I read the book, by Alice Sebold, but some time ago, clearly pre-blog; I don’t remember it very well, and don’t remember it impressing me terribly, but it came back as the movie unfolded. I do remember some talk when the movie came out, of the challenge of the first-person narration by (very minor spoiler here) the ghost of a murdered girl. I remember not being impressed by this challenge: don’t you just use voiceover narration? I guess that’s pretty obvious – maybe too obvious – but it’s how it is handled here. And I have no complaints.

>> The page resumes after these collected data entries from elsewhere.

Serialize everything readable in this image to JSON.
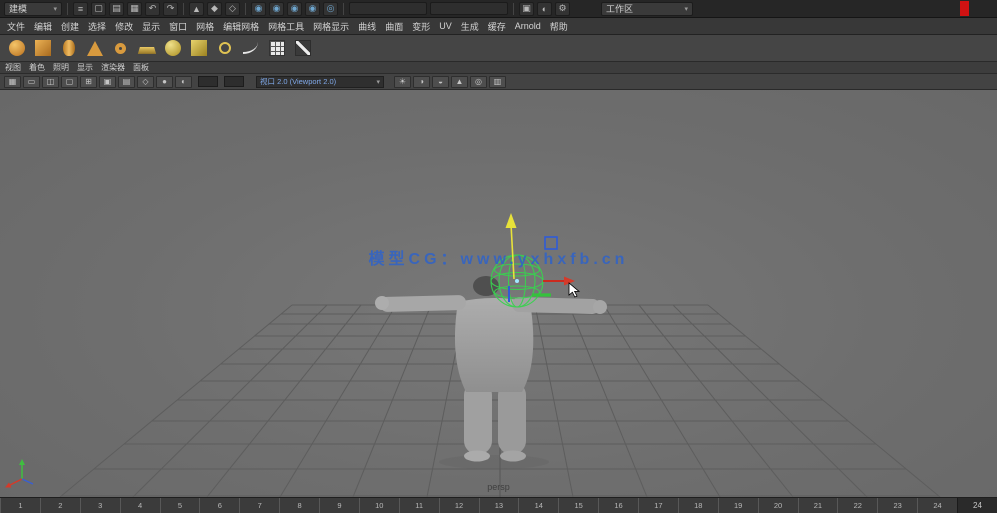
{
  "status_bar": {
    "menuset_label": "建模",
    "workspace_label": "工作区",
    "left_icons": [
      {
        "name": "hamburger-menu-icon",
        "glyph": "≡"
      },
      {
        "name": "new-scene-icon",
        "glyph": "▢"
      },
      {
        "name": "open-scene-icon",
        "glyph": "▤"
      },
      {
        "name": "save-scene-icon",
        "glyph": "▦"
      },
      {
        "name": "undo-icon",
        "glyph": "↶"
      },
      {
        "name": "redo-icon",
        "glyph": "↷"
      }
    ],
    "mask_icons": [
      {
        "name": "select-hierarchy-icon",
        "glyph": "▲"
      },
      {
        "name": "select-object-icon",
        "glyph": "◆"
      },
      {
        "name": "select-component-icon",
        "glyph": "◇"
      }
    ],
    "snap_icons": [
      {
        "name": "snap-to-grid-icon",
        "glyph": "◉"
      },
      {
        "name": "snap-to-curve-icon",
        "glyph": "◉"
      },
      {
        "name": "snap-to-point-icon",
        "glyph": "◉"
      },
      {
        "name": "snap-to-plane-icon",
        "glyph": "◉"
      },
      {
        "name": "make-live-icon",
        "glyph": "◎"
      }
    ],
    "render_icons": [
      {
        "name": "render-view-icon",
        "glyph": "▣"
      },
      {
        "name": "ipr-render-icon",
        "glyph": "◐"
      },
      {
        "name": "render-settings-icon",
        "glyph": "⚙"
      }
    ]
  },
  "menu_bar": {
    "items": [
      "文件",
      "编辑",
      "创建",
      "选择",
      "修改",
      "显示",
      "窗口",
      "网格",
      "编辑网格",
      "网格工具",
      "网格显示",
      "曲线",
      "曲面",
      "变形",
      "UV",
      "生成",
      "缓存",
      "Arnold",
      "帮助"
    ]
  },
  "shelf": {
    "icons": [
      {
        "name": "poly-sphere-icon",
        "shape": "shape-sphere"
      },
      {
        "name": "poly-cube-icon",
        "shape": "shape-cube"
      },
      {
        "name": "poly-cylinder-icon",
        "shape": "shape-cylinder"
      },
      {
        "name": "poly-cone-icon",
        "shape": "shape-cone"
      },
      {
        "name": "poly-torus-icon",
        "shape": "shape-torus"
      },
      {
        "name": "poly-plane-icon",
        "shape": "shape-plane"
      },
      {
        "name": "nurbs-sphere-icon",
        "shape": "shape-nsphere"
      },
      {
        "name": "nurbs-cube-icon",
        "shape": "shape-ncube"
      },
      {
        "name": "nurbs-circle-icon",
        "shape": "shape-ncircle"
      },
      {
        "name": "ep-curve-tool-icon",
        "shape": "shape-curve"
      },
      {
        "name": "quad-draw-icon",
        "shape": "shape-grid"
      },
      {
        "name": "multi-cut-icon",
        "shape": "shape-pen"
      }
    ]
  },
  "panel": {
    "menus": [
      "视图",
      "着色",
      "照明",
      "显示",
      "渲染器",
      "面板"
    ],
    "icons": [
      {
        "name": "grid-toggle-icon",
        "glyph": "▦"
      },
      {
        "name": "film-gate-icon",
        "glyph": "▭"
      },
      {
        "name": "resolution-gate-icon",
        "glyph": "◫"
      },
      {
        "name": "gate-mask-icon",
        "glyph": "▢"
      },
      {
        "name": "field-chart-icon",
        "glyph": "⊞"
      },
      {
        "name": "safe-action-icon",
        "glyph": "▣"
      },
      {
        "name": "safe-title-icon",
        "glyph": "▤"
      },
      {
        "name": "wireframe-icon",
        "glyph": "◇"
      },
      {
        "name": "shaded-icon",
        "glyph": "●"
      },
      {
        "name": "textured-icon",
        "glyph": "◐"
      }
    ],
    "icons_right": [
      {
        "name": "lighting-icon",
        "glyph": "☀"
      },
      {
        "name": "shadows-icon",
        "glyph": "◑"
      },
      {
        "name": "screen-space-ao-icon",
        "glyph": "◒"
      },
      {
        "name": "anti-alias-icon",
        "glyph": "▲"
      },
      {
        "name": "isolate-select-icon",
        "glyph": "◎"
      },
      {
        "name": "xray-icon",
        "glyph": "▥"
      }
    ],
    "renderer_label": "视口 2.0 (Viewport 2.0)",
    "camera_label": "persp"
  },
  "viewport": {
    "watermark": "模型CG：www.yxhxfb.cn"
  },
  "timeline": {
    "ticks": [
      "1",
      "2",
      "3",
      "4",
      "5",
      "6",
      "7",
      "8",
      "9",
      "10",
      "11",
      "12",
      "13",
      "14",
      "15",
      "16",
      "17",
      "18",
      "19",
      "20",
      "21",
      "22",
      "23",
      "24"
    ],
    "end_frame": "24"
  },
  "colors": {
    "accent_blue": "#2f63c9",
    "manipulator_green": "#39d24f",
    "axis_yellow": "#e8e23a",
    "axis_red": "#d43a2a",
    "axis_blue": "#2f5bd8"
  }
}
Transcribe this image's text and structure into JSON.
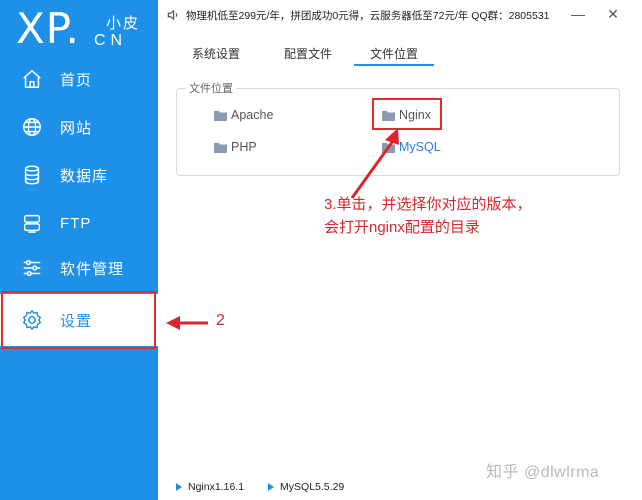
{
  "logo": {
    "xp": "XP.",
    "top": "小皮",
    "bottom": "CN"
  },
  "sidebar": {
    "items": [
      {
        "label": "首页",
        "icon": "home-icon"
      },
      {
        "label": "网站",
        "icon": "globe-icon"
      },
      {
        "label": "数据库",
        "icon": "database-icon"
      },
      {
        "label": "FTP",
        "icon": "server-icon"
      },
      {
        "label": "软件管理",
        "icon": "sliders-icon"
      },
      {
        "label": "设置",
        "icon": "gear-icon"
      }
    ],
    "active_index": 5
  },
  "notice": {
    "text": "物理机低至299元/年，拼团成功0元得，云服务器低至72元/年 QQ群：2805531"
  },
  "window": {
    "minimize": "—",
    "close": "✕"
  },
  "tabs": [
    {
      "label": "系统设置"
    },
    {
      "label": "配置文件"
    },
    {
      "label": "文件位置"
    }
  ],
  "active_tab": 2,
  "panel": {
    "title": "文件位置",
    "folders": [
      "Apache",
      "Nginx",
      "PHP",
      "MySQL"
    ]
  },
  "annotations": {
    "step3_line1": "3.单击，并选择你对应的版本，",
    "step3_line2": "会打开nginx配置的目录",
    "step2": "2"
  },
  "status": {
    "nginx": "Nginx1.16.1",
    "mysql": "MySQL5.5.29"
  },
  "watermark": "知乎 @dlwlrma",
  "colors": {
    "brand": "#1e90e8",
    "annotation": "#d8262c"
  }
}
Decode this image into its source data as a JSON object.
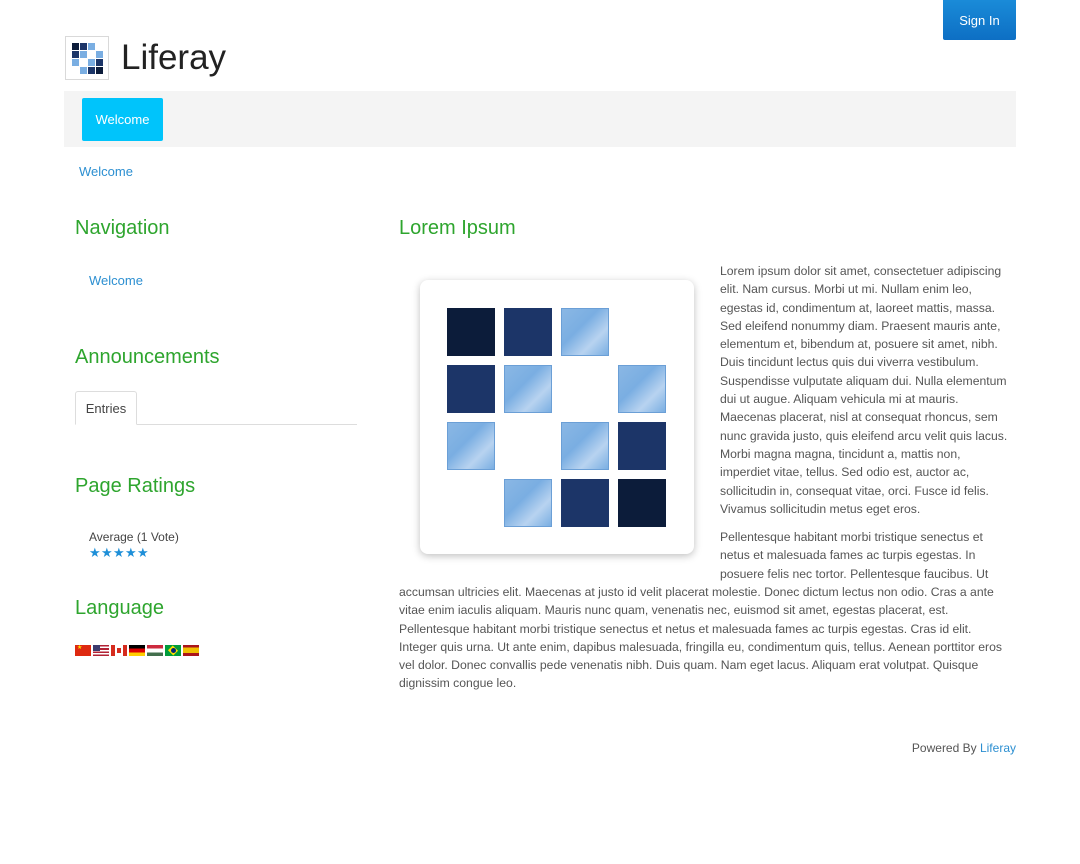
{
  "header": {
    "sign_in_label": "Sign In",
    "brand_name": "Liferay"
  },
  "navbar": {
    "tabs": [
      {
        "label": "Welcome",
        "active": true
      }
    ]
  },
  "breadcrumb": {
    "items": [
      "Welcome"
    ]
  },
  "navigation_portlet": {
    "title": "Navigation",
    "items": [
      "Welcome"
    ]
  },
  "announcements_portlet": {
    "title": "Announcements",
    "tabs": [
      "Entries"
    ]
  },
  "page_ratings_portlet": {
    "title": "Page Ratings",
    "summary": "Average (1 Vote)",
    "stars_filled": 5,
    "stars_total": 5
  },
  "language_portlet": {
    "title": "Language",
    "flags": [
      "china-flag-icon",
      "usa-flag-icon",
      "canada-flag-icon",
      "germany-flag-icon",
      "hungary-flag-icon",
      "brazil-flag-icon",
      "spain-flag-icon"
    ]
  },
  "article": {
    "title": "Lorem Ipsum",
    "paragraph1": "Lorem ipsum dolor sit amet, consectetuer adipiscing elit. Nam cursus. Morbi ut mi. Nullam enim leo, egestas id, condimentum at, laoreet mattis, massa. Sed eleifend nonummy diam. Praesent mauris ante, elementum et, bibendum at, posuere sit amet, nibh. Duis tincidunt lectus quis dui viverra vestibulum. Suspendisse vulputate aliquam dui. Nulla elementum dui ut augue. Aliquam vehicula mi at mauris. Maecenas placerat, nisl at consequat rhoncus, sem nunc gravida justo, quis eleifend arcu velit quis lacus. Morbi magna magna, tincidunt a, mattis non, imperdiet vitae, tellus. Sed odio est, auctor ac, sollicitudin in, consequat vitae, orci. Fusce id felis. Vivamus sollicitudin metus eget eros.",
    "paragraph2_top": "Pellentesque habitant morbi tristique senectus et netus et malesuada fames ac turpis egestas. In posuere felis nec tortor. Pellentesque faucibus. Ut",
    "paragraph2_bottom": "accumsan ultricies elit. Maecenas at justo id velit placerat molestie. Donec dictum lectus non odio. Cras a ante vitae enim iaculis aliquam. Mauris nunc quam, venenatis nec, euismod sit amet, egestas placerat, est. Pellentesque habitant morbi tristique senectus et netus et malesuada fames ac turpis egestas. Cras id elit. Integer quis urna. Ut ante enim, dapibus malesuada, fringilla eu, condimentum quis, tellus. Aenean porttitor eros vel dolor. Donec convallis pede venenatis nibh. Duis quam. Nam eget lacus. Aliquam erat volutpat. Quisque dignissim congue leo."
  },
  "footer": {
    "powered_by": "Powered By",
    "link_label": "Liferay"
  },
  "colors": {
    "accent_blue": "#1a8bd8",
    "nav_tab": "#00c4fb",
    "portlet_title": "#2ea52e",
    "link": "#2c8fd1"
  }
}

Fourteen-year-old Susie Salmon is brutally murdered by a neighbor: this is the part of the movie I missed, but it sounds like it’s all off-screen and implied rather than shown. She spends the bulk of the film in an in-between zone, neither living nor ready to move on; she wants her murder solved, and she misses her family, and she regrets never having had a first kiss. The killer neighbor cleans up well, and the Salmon family struggles to cope: Susie’s father obsesses over the case, her mother eventually leaves, and her younger sister will take matters into her own hands. There are lovely, ethereal scenes in the in-between, magical and visually stunning – I was reminded of A Wrinkle in Time‘s visuals. The killer is an easy man to hate (the friend I watched this movie with commented that that actor’s now typecast for life). The Salmon father, played by Mark Wahlburg (I confess a weakness for Mark Wahlburg), is easy to sympathize with even as he makes some less than wise choices. And the ending is strangely happy, for a movie with such disturbing content.
I’m deeply impressed by the cinematography, the revelation of information, and the visuals. When I saw that Peter Jackson directed, I thought, oh, of course. That’s why it’s so beautiful, at least. I’m also reading that the plot diverged heavily from the novel in a few points; but my dim recollection of the book felt very familiar here. Maybe it’s better that I let so much time pass between reading and viewing, because I’m always prickly about the way movies mess up the books. But here, the general familiarity felt faithful enough, and the film version was stunning.
I do recommend; and suspect I recommend the book as well.